Now you should be able to show the results in a bar chart, with the two data points next to each other.

##4. Formatting

Finally, you’ll need to do a couple things to get the chart formatted well.

  1. Override the Y axis and set the top to be your goal. This will help you get a general feel for how close you are to the end target.
  2. Change the layer names to what you’d like the bars to be labeled. Here we’ve chosen “New ARR” and “Pacer”
  3. Save and arrange on your dashboard!


Salesforce Overview and You!
#2

Is there a way to count only weekdays while calculating the earning rates and doing projection forward?

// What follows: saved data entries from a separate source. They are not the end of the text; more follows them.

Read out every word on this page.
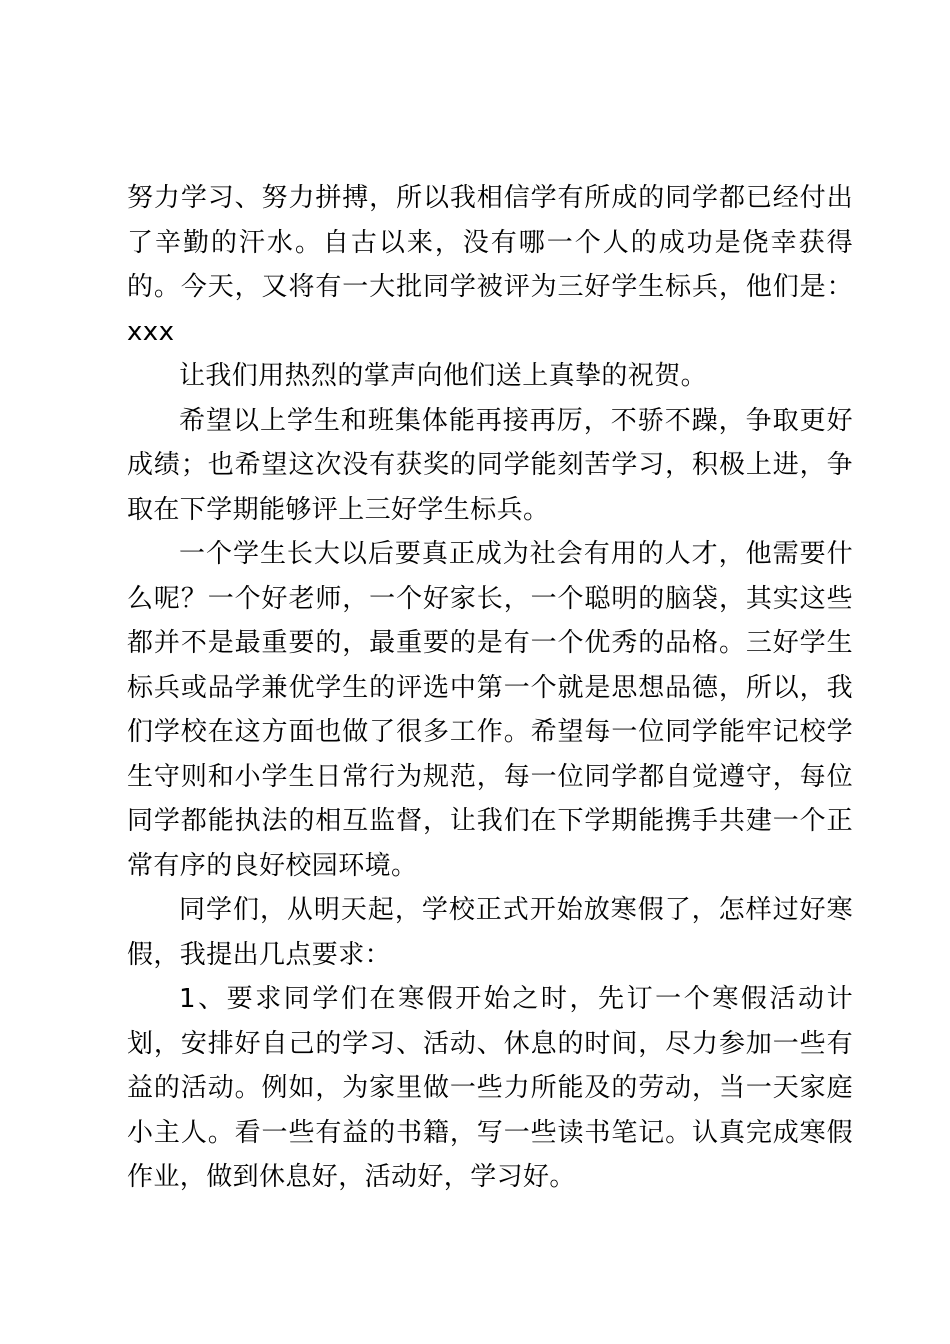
努力学习、努力拼搏，所以我相信学有所成的同学都已经付出了辛勤的汗水。自古以来，没有哪一个人的成功是侥幸获得的。今天，又将有一大批同学被评为三好学生标兵，他们是：xxx

让我们用热烈的掌声向他们送上真挚的祝贺。

希望以上学生和班集体能再接再厉，不骄不躁，争取更好成绩；也希望这次没有获奖的同学能刻苦学习，积极上进，争取在下学期能够评上三好学生标兵。

一个学生长大以后要真正成为社会有用的人才，他需要什么呢？一个好老师，一个好家长，一个聪明的脑袋，其实这些都并不是最重要的，最重要的是有一个优秀的品格。三好学生标兵或品学兼优学生的评选中第一个就是思想品德，所以，我们学校在这方面也做了很多工作。希望每一位同学能牢记校学生守则和小学生日常行为规范，每一位同学都自觉遵守，每位同学都能执法的相互监督，让我们在下学期能携手共建一个正常有序的良好校园环境。

同学们，从明天起，学校正式开始放寒假了，怎样过好寒假，我提出几点要求：

1、要求同学们在寒假开始之时，先订一个寒假活动计划，安排好自己的学习、活动、休息的时间，尽力参加一些有益的活动。例如，为家里做一些力所能及的劳动，当一天家庭小主人。看一些有益的书籍，写一些读书笔记。认真完成寒假作业，做到休息好，活动好，学习好。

I think the effect of counting weekends washes out if you divide your revenue by 7 days per week and then also project outwards using 7 days a week, but calculating the revenue per day you need to hit going forwards gets a little messed up if you’re not earning revenue on weekends.


#3

Hey Dan!

You can remove the weekends but it will require some modification to the calculation above. You can achieve this using layers:
layer 1: calculate ARR or revenue
In this layer you would need to include the day of week dimension so you can easily filter out the weekends and use the pipeline to calculate the total ARR or revenue after you’ve filtered out the weekends

layer 2: calculate pacer
Assuming you’re doing a monthly pace, you can use this query with any postgres datasource (chartio demo for example) to calculate out the pacer:

--generate dates for the month from the first day to the last day
with days as (
select * 
from generate_series({CURRENT_MONTH.START}::DATE,{CURRENT_MONTH.END}::DATE,'1 day')),

--associates each day with a day of week
dow as (
select days.generate_series, TO_CHAR(days.generate_series,'DD') as day, TO_CHAR(days.generate_series, 'D')::INT as day_of_week
from days
order by 1 ASC),

--calculate how many days in the month excluding the weekends
total as (select count(dow.generate_series) as total from dow where dow.day_of_week not in (1,7)),

--calculate how many days into the month
pacer as (select sum(case when dow.day::INT < {TODAY.PART('day')}::INT then 1 else 0 end) as pacer 
from dow 
cross join total),

--calculate the target goal
target as (CALCULATE TARGET as target),

--get the day of month, total, days into the month, and target
pace as (select dow.day, total.total, pacer.pacer, target.target
from dow
cross join total
cross join pacer
cross join target
)

--calculate the pacer
select pace.pacer*pace.target/pace.total as pacer
from pace
limit 1

the query generates a date series for the month and filters out all the weekends and does the calculation for the pacer.

You can then union all the layers together.